An Antigonish company developing lobster bait that relies on sound instead of fish, circumventing bait shortages, is preparing to start testing its technology this fall.
Peter Nicholson is the majority owner of Acoustic Bait Technologies, which he founded with his business partner, Chet Chisholm, in summer, 2019. With the help of professors David Barclay at Dalhousie University and Russell Wyeth at St. Francis Xavier University, the duo have recorded the sounds lobsters make when they eat, with the hypothesis that other lobsters might be drawn to the noise in hopes of elbowing in on the meal.
This coming Tuesday, the Dartmouth-based Ocean Startup Challenge will announce that Acoustic Bait has won a $25,000 prize from the accelerator’s “Idea” stream for pre-revenue companies. Nicholson is one of several First Nations founders in the program.
“I get up in the morning and I look out over St George's Bay,” said Nicholson in an interview. “And every morning, I see the [fishing] boats going back and forth...
“I go down to the wharf and everybody's talking about bait and complaining about bait. So I was sitting in my living room looking out, and I thought, ‘Jeez, what if I was a lobster out there? What would attract me to a trap?’”
Atlantic Canada’s lobster fishery is plagued by a shortage of the herring, mackerel and red fish it has traditionally relied on for bait. Fishers can source frozen bait fish from elsewhere in the world, including Japan, but prices are steep.
Nicholson and his team have received a research fishing license that will allow them to fish for lobster outside of the usual season. If they test their hypothesis on wild lobsters and it proves sound, Acoustic Bait will start building a battery-powered speaker small enough to fit in a lobster trap.
The speaker will compete with synthetic bait systems like the joint project between Nova Scotia’s Clare Machine Works and North Carolina’s Kepley BioSystems -- OrganoBait. But synthetic baits work by dissolving in water and must be replaced.
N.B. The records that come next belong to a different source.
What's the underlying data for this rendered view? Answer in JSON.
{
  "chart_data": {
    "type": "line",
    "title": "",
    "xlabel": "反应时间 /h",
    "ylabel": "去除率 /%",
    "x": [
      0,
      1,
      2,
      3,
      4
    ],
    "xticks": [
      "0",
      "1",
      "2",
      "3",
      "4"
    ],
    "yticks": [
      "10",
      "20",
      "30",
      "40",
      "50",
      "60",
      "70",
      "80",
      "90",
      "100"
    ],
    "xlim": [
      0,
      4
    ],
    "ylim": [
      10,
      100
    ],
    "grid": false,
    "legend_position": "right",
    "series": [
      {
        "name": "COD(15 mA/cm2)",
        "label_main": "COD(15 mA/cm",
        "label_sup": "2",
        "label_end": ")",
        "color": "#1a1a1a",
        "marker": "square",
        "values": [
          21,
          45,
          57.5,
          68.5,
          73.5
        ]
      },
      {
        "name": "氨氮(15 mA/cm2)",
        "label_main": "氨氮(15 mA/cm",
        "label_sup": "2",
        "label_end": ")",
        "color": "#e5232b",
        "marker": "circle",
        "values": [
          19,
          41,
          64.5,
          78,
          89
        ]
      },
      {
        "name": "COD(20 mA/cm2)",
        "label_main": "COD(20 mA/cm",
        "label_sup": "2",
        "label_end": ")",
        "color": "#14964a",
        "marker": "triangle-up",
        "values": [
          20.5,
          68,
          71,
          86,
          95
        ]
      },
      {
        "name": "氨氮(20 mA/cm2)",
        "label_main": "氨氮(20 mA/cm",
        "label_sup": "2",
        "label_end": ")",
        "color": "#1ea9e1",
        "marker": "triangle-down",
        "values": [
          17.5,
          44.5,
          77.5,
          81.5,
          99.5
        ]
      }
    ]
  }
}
“I don't know how popular synthetic bait has really become,” said Nicholson. “It's the fishers that will drive the product. It will be entirely up to them, and whatever they have succeeded with, they'll use.”
Also buttressing Acoustic Bait’s prospects, according to Nicholson, is the company’s location in the centre of the world’s largest market for lobster bait.
About two-thirds of the global lobster bait market is located along the stretch of coastline between St. John’s, Newfoundland and Labrador, and Boston, Massachusetts, according to Acoustic Bait’s pitch deck. Canada’s share of the global market is worth about $354 million annually, and the United States’ share is $335 million.
Acoustic Bait has not raised capital yet, with Nicholson preferring to wait until after this fall’s testing proves or disproves his hypothesis. But he has received $45,000 of non-dilutive funding from Nova Scotia Business Inc., Dalhousie's Ocean Frontier Institute and the Nova Scotia Department of Fisheries and Aquaculture. The Ocean Startup Challenge prize will bring that total to $70,000.
Nicholson -- who was raised in Nova Scotia, but whose family is from an Ojibwe community in Ontario -- added that he believes initiatives like the Ocean Startup Challenge’s Indigenous Ocean Entrepreneur award offer valuable opportunities to First Nations entrepreneurs.
“If there are special opportunities that arise, you know -- and a good example is this ocean challenge category that they created for First Nations -- I think that's wonderful, because it opens the door for more opportunity for First Nations,” he said.